Alla Backyard Ultra Livata, la gara che continua fino a che non rimarrà in gara un solo concorrente.. è un format che piace. Sicuramente a Massimo Pierantozzi e Andrea Cirillo. Il percorso di Monte Livata sfrutta la stessa partenza del Trail dei Simbruini, quindi i 6.7km sono decisamente ondulati, con un discreto dislivello, che è dato per 100mt circa ma in realtà supera i 150. (non vi spiego come funziana la Backyard che tanto lo sapete già). Si arriva di buonora per avere il posto macchina più vicino possibile al circuito di gara, Massimo fa 5 giri, Andrea 4, ma la fatica si fa sentire.
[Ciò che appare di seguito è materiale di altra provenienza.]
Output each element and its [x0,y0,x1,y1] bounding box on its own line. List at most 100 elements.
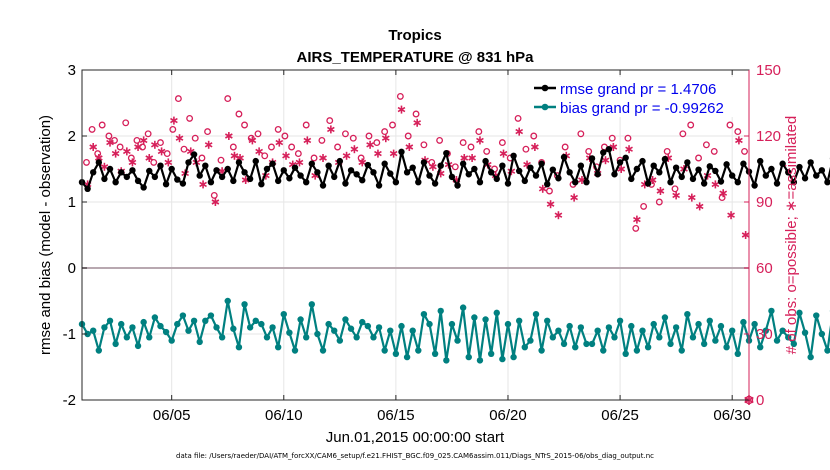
obs-possible-point [467,143,475,151]
bias-point [325,320,332,328]
bias-point [499,355,506,363]
x-tick-label: 06/10 [265,407,303,424]
rmse-point [706,163,713,170]
obs-assimilated-point [204,140,213,149]
bias-point [661,314,669,321]
obs-possible-point [451,163,459,171]
obs-possible-point [687,121,695,129]
obs-possible-point [546,187,553,195]
bias-point [824,347,830,354]
rmse-point [532,172,540,179]
bias-point [398,322,405,330]
obs-assimilated-point [199,180,207,189]
rmse-point [106,165,114,173]
obs-assimilated-point [282,151,290,160]
rmse-point [712,167,719,175]
bias-point [605,324,613,331]
y2-tick-label: 60 [756,260,773,277]
bias-point [762,327,770,334]
obs-assimilated-point [157,147,166,156]
bias-point [785,334,792,341]
obs-possible-point [105,132,113,140]
obs-possible-point [404,132,412,140]
legend-box [530,77,740,117]
bias-point [773,337,781,344]
bias-point [157,322,164,330]
rmse-point [650,162,657,169]
bias-point [504,320,512,328]
obs-assimilated-point [625,145,633,154]
bias-point [415,347,422,354]
bias-point [319,347,327,354]
bias-point [818,330,826,338]
rmse-point [162,180,170,188]
rmse-point [314,169,321,176]
data-file-footer: data file: /Users/raeder/DAI/ATM_forcXX/… [176,452,654,460]
legend-bias-label: bias grand pr = -0.99262 [560,100,724,117]
bias-point [639,327,646,334]
obs-assimilated-point [515,127,524,136]
rmse-point [325,162,332,169]
obs-possible-point [127,154,135,162]
bias-point [712,337,719,344]
bias-point [375,324,383,331]
obs-possible-point [210,191,218,199]
rmse-point [134,177,142,185]
rmse-point [426,172,433,179]
rmse-point [415,179,422,186]
bias-point [146,334,153,341]
rmse-point [409,164,416,171]
bias-point [510,353,517,361]
bias-point [118,320,125,328]
rmse-point [151,173,159,181]
obs-assimilated-point [554,211,563,220]
rmse-point [527,164,534,171]
obs-possible-point [94,150,102,158]
obs-assimilated-point [211,198,220,206]
bias-point [241,301,248,308]
rmse-point [566,169,573,176]
rmse-line [81,148,830,190]
rmse-point [364,161,372,169]
bias-point [106,317,114,324]
obs-possible-point [373,139,381,147]
obs-possible-point [459,139,467,147]
obs-assimilated-point [617,165,626,173]
obs-assimilated-point [122,147,131,156]
obs-possible-point [98,121,106,129]
obs-possible-point [254,130,262,138]
rmse-point [544,180,551,188]
axis-ticks: 06/05 06/10 06/15 06/20 06/25 06/30-2-1012303… [63,62,781,424]
obs-possible-point [241,121,248,129]
obs-assimilated-point [106,138,114,147]
bias-point [768,307,775,315]
bias-point [813,312,820,319]
bias-point [162,328,170,336]
obs-possible-point [734,128,742,136]
bias-point [151,314,159,321]
bias-point [246,324,254,331]
obs-possible-point [217,156,225,164]
bias-point [633,347,641,354]
obs-assimilated-point [128,158,137,167]
bias-point [174,320,181,328]
obs-possible-point [116,143,124,151]
obs-possible-point [522,145,530,153]
y2-tick-label: 30 [756,326,773,343]
rmse-point [297,172,304,179]
bias-point [269,324,276,331]
rmse-point [661,155,669,163]
bias-point [493,309,500,317]
rmse-point [246,175,254,183]
bias-point [84,330,91,338]
obs-possible-point [718,194,726,202]
bias-point [476,357,484,364]
obs-possible-point [169,125,177,133]
bias-point [544,317,551,324]
bias-point [336,337,344,344]
obs-assimilated-point [358,158,367,167]
obs-possible-point [83,158,90,166]
rmse-point [454,182,461,189]
obs-possible-point [174,95,182,103]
Le ore più calde hanno fatto il resto, da una parte molto meglio senza acquazzoni, ma a 1500 mt oltrr 20° rimangono impegntivi. Bella esperienza, ancora meglio con un allenamento più appropriato, alla fine si corre tanto, almeno una maratona.
Trail Sacred Forests nelle foreste casentinesi, una delle foreste più antiche e affascinanti d’Europa, un manto verde ininterrotto che ricopre quasi l’intero territorio del Parco. Una foresta sacra da attraversare, con le difficoltà in base alla distanza scelta. I nostri braditraileristi preferiscono la 50km, con 3mila metri di dislivello, una passeggiata.. questo ce lo può raccontare Vanessa Zampetti, che nonostante sia ormai esperta ha avuto qualche attimo di indecisione a fronte di alcuni passaggi con corde e.. vuoto cosmico di sotto. Putroppo quest'anno qualche paletto staccato e l'assenza del soccorso alpino. Tutti arrvano al traguardo. Oltre Vanessa, accompagnata da Alessandro Federici, c'è Fabio Mancuso e Natalia Kiselnikova. Bradipi anche sul tracciato di 25km con un dislivello di 1.500mt. Gian Pietro Attanasi che si gode la natura selvaggia apprezzando il fatto di rallentare rispetto alle gare su strada, e Daniele Fioravanti. Sulla distanza di 14km con 800 D+ Paola Medina Mendoza, che arriva 8a donna.
Al ribatezzato Trail della Banditaccia, già Etrurian Trail, sono 12 i bradipi glitterati che si divertono nelle cascate iconiche del percorso, 13 km di sterrato prevalentemente pianeggiante, ma le salite presenti si fanno sentire. Giornata non troppo calda per loro, con buona prestazione di Alessandro Coianiz che arriva 1° M60 e 10° assoluto, premiato anche Daniele Marsano 2° M55 e Stefania Fatica 3a F40. Degli altri bradipi presenti Tilly ci impiega 10 minuti in meno rispoetto allo scorso anno, ancora alri bradipo, Roberto Sbragia, Auguato Carletti, Cristiano Cancelli, Giorgia Orazietti, Martina Moscetta, Patrizio Sauzzi, Debora Cazarini e Alessandro Tiberi. L'organizzzione non raggiunge la sufficienza, scarni i ristori e il fine gara, pacco gara senza maglia.
Tantissimi complimenti a Giulia Giambartolomei che a Corriamo al Cavaliere 10.100mt, arriva 1a nella classifica femminile. Con lei hanno partecipato Luca Innocenzi, Emanuele Columbu, Davide Troiani, Paolo Giambartolomei, Alessandro De Zuliani.